Я раздвигал вилку, а он вставлял колесо. Через десять минут я предложил ему поменяться местами: пусть он держит вилку, а я займусь колесом. Еще через минуту велосипед упал, а он запрыгал вокруг крокетной площадки, зажав между колен пальцы. Совершая эти упражнения, он объяснял мне, что при установке колеса самое главное — следить, чтобы пальцы не попали между вилкой и спицами. Я ответил, что совершенно с ним согласен, ибо по собственному опыту знаю, что это такое. Он перевязал пальцы тряпками, и мы продолжали работу. Наконец колесо встало на место, однако стоило ему затянуть последнюю гайку, как он разразился громким смехом.
— Чему вы смеетесь?
— Ну и осел же я!
Такая самокритичность мне понравилась, и я поинтересовался, что могло навести его на эту здравую мысль.
— Мы же забыли про шарики!
Я стал искать шляпу. Она валялась на дорожке, а любимый пес Этельберты жадно пожирал шарики.
— Ей пришел конец, — сказал Эббсон (с тех пор я его, слава Создателю, ни разу не встречал, но звали его, если не ошибаюсь, Эббсон). — Они из нержавеющей стали.
Я ответил:
— Если вы о собаке, то волноваться не стоит. На прошлой неделе эта псина сожрала шнурок от ботинок и пачку иголок. Инстинкт обычно их не подводит; щенкам, должно быть, полезны подобные стимуляторы. Вот велосипед — дело другое. Вы полагаете, его ничто уже не спасет?

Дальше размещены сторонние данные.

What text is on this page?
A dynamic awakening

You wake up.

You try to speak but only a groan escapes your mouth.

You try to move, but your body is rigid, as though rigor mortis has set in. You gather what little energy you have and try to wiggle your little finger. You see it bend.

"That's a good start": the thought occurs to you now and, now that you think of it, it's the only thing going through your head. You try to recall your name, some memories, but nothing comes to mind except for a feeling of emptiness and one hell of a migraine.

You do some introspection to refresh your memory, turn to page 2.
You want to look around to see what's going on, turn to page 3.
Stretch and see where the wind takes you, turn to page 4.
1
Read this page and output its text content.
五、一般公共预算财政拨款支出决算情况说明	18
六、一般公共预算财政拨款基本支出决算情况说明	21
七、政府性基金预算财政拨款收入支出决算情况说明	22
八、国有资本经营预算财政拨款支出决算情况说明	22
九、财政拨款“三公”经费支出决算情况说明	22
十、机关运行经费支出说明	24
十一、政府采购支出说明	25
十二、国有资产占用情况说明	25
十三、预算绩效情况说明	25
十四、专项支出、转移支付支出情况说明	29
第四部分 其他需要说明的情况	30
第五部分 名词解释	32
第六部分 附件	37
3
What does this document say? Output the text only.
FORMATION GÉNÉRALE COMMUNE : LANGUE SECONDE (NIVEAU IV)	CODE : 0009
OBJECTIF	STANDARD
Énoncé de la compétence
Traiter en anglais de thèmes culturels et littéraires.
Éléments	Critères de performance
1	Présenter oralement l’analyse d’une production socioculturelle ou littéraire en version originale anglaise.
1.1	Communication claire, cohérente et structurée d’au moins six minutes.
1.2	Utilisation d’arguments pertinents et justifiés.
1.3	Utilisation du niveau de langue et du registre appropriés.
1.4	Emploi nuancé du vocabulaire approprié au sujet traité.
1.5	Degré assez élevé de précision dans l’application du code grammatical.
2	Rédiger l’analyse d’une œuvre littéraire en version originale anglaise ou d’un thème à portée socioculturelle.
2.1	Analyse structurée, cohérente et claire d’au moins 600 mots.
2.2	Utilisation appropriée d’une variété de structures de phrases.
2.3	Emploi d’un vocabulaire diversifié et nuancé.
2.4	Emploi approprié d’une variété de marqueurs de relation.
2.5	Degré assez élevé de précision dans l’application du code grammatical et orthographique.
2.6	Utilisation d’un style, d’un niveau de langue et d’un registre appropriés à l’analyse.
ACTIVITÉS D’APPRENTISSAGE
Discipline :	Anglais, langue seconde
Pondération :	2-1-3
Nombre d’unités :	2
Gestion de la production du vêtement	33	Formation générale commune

От природы Эббсон был оптимистом:
— Ничего страшного. Поставим на место те шарики, что удастся отыскать, и положимся на Провидение.
Удалось отыскать одиннадцать шариков. Шесть мы впихнули с одной стороны, пять — с другой, и через каких-нибудь полчаса колесо стояло на месте. Вот теперь оно действительно люфтило, это было видно и младенцу Эббсон сказал, что на сегодня, пожалуй, хватит. Он явно утомился и хотел домой. Я же, со своей стороны, настаивал, чтобы дело было доведено до конца. О велосипедной прогулке я даже не помышлял: «аппарат» был в безнадежном состоянии. Но мне очень хотелось посмотреть на новые царапины и синяки Эббсона. Он приуныл; заметив это, я сбегал на кухню, вынес ему стакан пива и воззвал к его благоразумию:
— Смотрю я на вас с нескрываемым удовольствием. Меня приводят в восторг не только ваша удивительная ловкость и сноровка, но и непоколебимая уверенность в своих силах, а также совершенно непостижимый для меня оптимизм.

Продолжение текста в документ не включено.